Mclaren : le déraillement inattendu après une saison de promesses
Douze mois jour pour jour après une domination écrasante de McLaren, la réalité de la Formule 1 est un spectacle sidérant. Woking n'est plus l'ennemi juré de Red Bull, mais une équipe en crise, à la recherche de réponses.
Un titre conquis, puis dérobé
En début de saison 2025, le cockpit papaya arborait fièrement le maillot jaune du leader incontesté. 279 points et cinq victoires avaient fait de McLaren une force à redouter.
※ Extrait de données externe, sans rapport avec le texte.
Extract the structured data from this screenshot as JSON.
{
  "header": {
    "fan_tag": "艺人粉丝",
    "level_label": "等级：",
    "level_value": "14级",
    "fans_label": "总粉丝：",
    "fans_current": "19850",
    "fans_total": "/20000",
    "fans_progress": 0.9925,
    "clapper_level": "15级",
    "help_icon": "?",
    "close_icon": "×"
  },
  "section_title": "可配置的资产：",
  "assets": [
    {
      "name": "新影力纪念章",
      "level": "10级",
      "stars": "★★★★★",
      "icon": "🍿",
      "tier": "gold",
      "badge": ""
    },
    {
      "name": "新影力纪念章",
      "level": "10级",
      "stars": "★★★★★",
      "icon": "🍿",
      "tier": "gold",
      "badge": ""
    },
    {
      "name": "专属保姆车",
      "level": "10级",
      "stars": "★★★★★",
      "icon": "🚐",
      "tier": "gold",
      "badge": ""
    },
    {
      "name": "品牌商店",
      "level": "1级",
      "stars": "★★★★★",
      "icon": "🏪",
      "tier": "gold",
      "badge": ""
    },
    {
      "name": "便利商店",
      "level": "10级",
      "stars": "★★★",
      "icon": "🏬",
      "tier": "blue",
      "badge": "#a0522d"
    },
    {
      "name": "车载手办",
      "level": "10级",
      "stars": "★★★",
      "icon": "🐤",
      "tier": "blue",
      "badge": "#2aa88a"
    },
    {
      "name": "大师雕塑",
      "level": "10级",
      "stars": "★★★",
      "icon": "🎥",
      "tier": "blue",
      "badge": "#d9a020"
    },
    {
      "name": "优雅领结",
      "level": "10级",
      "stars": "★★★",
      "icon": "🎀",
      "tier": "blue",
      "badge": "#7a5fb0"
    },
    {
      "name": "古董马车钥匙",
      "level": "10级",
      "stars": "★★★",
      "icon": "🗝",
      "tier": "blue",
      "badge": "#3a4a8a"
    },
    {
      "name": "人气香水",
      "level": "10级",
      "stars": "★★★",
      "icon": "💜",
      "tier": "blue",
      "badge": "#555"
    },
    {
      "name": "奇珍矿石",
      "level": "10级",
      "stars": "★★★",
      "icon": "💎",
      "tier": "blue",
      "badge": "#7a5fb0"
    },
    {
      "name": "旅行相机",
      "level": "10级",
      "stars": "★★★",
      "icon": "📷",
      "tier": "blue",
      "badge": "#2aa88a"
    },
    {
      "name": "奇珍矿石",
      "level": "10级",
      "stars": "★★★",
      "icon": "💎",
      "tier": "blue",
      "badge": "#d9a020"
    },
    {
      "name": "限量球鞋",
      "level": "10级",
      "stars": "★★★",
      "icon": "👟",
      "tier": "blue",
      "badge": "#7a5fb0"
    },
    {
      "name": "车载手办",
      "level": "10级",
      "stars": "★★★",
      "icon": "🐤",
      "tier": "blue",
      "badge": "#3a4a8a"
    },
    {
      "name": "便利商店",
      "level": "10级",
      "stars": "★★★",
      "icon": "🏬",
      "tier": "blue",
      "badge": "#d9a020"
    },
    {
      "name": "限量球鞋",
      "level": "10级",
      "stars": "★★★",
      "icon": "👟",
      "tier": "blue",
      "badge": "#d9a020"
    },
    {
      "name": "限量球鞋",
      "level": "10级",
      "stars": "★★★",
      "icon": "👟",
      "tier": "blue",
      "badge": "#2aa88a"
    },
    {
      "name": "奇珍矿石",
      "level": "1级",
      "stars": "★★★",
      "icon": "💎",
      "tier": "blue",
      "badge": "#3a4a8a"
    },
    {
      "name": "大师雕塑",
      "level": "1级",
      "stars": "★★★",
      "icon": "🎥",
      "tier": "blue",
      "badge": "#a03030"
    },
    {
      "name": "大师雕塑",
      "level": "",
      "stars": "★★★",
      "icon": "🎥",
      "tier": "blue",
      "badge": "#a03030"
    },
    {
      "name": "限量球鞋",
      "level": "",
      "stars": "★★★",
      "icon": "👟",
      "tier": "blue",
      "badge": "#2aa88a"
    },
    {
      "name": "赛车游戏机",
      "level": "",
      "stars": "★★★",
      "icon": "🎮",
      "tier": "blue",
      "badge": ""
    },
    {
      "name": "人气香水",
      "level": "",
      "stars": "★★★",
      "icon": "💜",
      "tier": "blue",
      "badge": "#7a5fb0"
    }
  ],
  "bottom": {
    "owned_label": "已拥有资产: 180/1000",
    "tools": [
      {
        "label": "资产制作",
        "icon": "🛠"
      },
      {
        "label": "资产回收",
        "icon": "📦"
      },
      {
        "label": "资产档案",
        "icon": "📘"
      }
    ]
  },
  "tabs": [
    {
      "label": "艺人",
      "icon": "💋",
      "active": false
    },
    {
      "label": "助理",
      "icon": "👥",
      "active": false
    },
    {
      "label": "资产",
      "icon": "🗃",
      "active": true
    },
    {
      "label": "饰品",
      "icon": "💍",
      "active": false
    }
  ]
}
Mais, aujourd'hui, la Scuderia italienne se situe en troisième position, avec à peine 141 points et un palmarès totalement vierge. Le doublé de Miami, certes spectaculaire en sprint, avait semé l'espoir, mais ne cachait pas les failles d'un projet qui avait pourtant semblé reprendre son envol.
La stratégie de 2025, ambitieuse et coûteuse, a laissé une 'dette d'oxygène' considérable. L’investissement massif réalisé en Floride, avec un nouveau package de réglages, ne suffira pas à effacer ce handicap.

La pression de verstappen et les conséquences
La course acharnée menée par McLaren contre Max Verstappen l'an dernier, pour décrocher les deux titres mondiaux, a vidé les réserves de Woking. La F1 est un Sport de précision et de budget limité. La concentration exclusive sur la monoplace de 2026 a engendré ce 'déficit d'oxygène'. Le MCL40 est arrivé en Algarve avec un retard prématuré, confirmant une course contre la montre pour la marque britannique. Un an zéro, c'est un handicap colossal.
Même si McLaren a réduit l'écart avec Mercedes – passant de huit dixièmes à trois dixièmes à Barcelone – l'évolution des concurrents exige un bond qualitatif pour retrouver le goût du champagne.

Les pannes et l'étranglement électronique
La piste a eu l'amère surprise de révéler la fragilité du moteur Mercedes. Les premiers mois de la saison ont été marqués par des avaries inexplicables, touchant particulièrement McLaren. Lando Norris a été le seul pilote à pouvoir afficher son drapeau à damier lors des deux premières courses, une perte de kilomètres inacceptable, culminant avec les drames de Chine. Et l'affaire s'est compliquée avec les problèmes électroniques de pré-saison. L'intégration de la nouvelle unité de contrôle de la FIA a créé des tensions pour toute la grille. Mercedes, Ferrari et Red Bull, grâce à leur propre production moteur, ont résolu ce conflit en un temps record, laissant McLaren en position de sous-client, avec moins de kilomètres et moins de compréhension de sa propre monoplace.
La situation est claire : McLaren a été victime de son ambition. Le futur est incertain, mais une chose est sûre : la route vers le sommet sera longue et semée d'embûches.